What is a Solo 401(k) and should I open one?

A Solo 401(k) — also called an Individual 401(k) or One-Participant 401(k) — is a retirement plan designed for self-employed individuals with no employees. In 2025, you can contribute up to $23,500 as the employee plus up to 25% of net self-employment income as the employer, for a combined maximum of $69,000 (or $76,500 if age 50+). Traditional Solo 401(k) contributions reduce your taxable income, potentially saving significant taxes. If your annual net SE income is over $50,000 and you’re not already maxing out a retirement account, a Solo 401(k) is one of the most tax-efficient tools available to you.

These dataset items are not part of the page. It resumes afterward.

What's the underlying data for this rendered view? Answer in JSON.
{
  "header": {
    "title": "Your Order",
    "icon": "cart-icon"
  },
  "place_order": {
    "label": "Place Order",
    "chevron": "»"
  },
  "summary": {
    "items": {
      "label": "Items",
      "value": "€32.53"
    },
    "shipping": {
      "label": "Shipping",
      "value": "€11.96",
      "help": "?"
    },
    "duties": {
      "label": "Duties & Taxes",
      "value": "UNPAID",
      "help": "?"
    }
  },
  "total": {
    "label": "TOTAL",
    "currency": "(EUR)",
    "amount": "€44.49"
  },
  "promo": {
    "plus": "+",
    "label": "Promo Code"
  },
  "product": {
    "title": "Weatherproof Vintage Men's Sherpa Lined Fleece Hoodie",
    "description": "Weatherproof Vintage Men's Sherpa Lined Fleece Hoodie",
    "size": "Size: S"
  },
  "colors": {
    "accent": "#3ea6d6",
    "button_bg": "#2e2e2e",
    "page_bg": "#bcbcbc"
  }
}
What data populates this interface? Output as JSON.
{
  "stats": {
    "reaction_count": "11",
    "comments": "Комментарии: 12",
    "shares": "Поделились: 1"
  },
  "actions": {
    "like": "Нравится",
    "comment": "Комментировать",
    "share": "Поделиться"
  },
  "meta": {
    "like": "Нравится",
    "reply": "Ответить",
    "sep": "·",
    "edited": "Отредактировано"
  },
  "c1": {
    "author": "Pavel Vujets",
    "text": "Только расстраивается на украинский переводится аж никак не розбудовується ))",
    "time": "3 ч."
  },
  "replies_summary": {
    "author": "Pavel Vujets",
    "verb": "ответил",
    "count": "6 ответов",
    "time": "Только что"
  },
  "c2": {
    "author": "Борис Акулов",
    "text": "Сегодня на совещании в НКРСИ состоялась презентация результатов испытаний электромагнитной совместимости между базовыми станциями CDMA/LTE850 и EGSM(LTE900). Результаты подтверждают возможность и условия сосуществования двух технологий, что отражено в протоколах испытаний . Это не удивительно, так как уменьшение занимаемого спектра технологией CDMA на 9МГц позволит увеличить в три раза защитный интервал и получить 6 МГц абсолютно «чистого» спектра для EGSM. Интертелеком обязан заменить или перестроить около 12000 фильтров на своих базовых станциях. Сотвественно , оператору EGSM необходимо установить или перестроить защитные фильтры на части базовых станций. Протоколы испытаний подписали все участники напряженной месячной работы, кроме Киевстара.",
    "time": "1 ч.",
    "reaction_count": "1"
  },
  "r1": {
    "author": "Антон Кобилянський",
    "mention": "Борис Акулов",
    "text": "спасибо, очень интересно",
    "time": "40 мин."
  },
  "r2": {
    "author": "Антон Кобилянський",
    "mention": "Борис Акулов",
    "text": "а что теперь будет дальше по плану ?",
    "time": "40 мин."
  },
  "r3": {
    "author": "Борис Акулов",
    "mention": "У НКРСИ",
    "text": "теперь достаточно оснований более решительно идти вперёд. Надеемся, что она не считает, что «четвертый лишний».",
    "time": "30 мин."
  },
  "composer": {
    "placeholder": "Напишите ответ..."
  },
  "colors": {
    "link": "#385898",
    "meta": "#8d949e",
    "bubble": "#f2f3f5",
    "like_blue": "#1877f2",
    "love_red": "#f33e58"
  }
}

Tax planning strategies for the self-employed

  • Open a separate tax savings account. Transfer 25–30% of every payment received immediately. Treat this as non-spendable money — it’s the government’s share, not yours.
  • Max out retirement contributions. A SEP-IRA allows contributions up to 25% of net SE income (maximum $69,000). A Solo 401(k) allows even more in combined employee and employer contributions. These are among the most powerful tax reduction tools available.
  • Deduct your health insurance premium. Self-employed health insurance is 100% deductible above-the-line for you, your spouse, and your dependents. This reduces both your AGI and your income tax.
  • Track mileage from day one. At 70 cents per business mile in 2025, 10,000 documented business miles equals a $7,000 deduction. Use a mileage tracking app so you never miss a mile.
  • Consider S-corp election at higher income levels. Above roughly $50,000–$80,000 in net SE income, electing S-corp status and paying yourself a reasonable salary can reduce your total SE tax liability. Consult a CPA to evaluate whether this makes sense for your situation.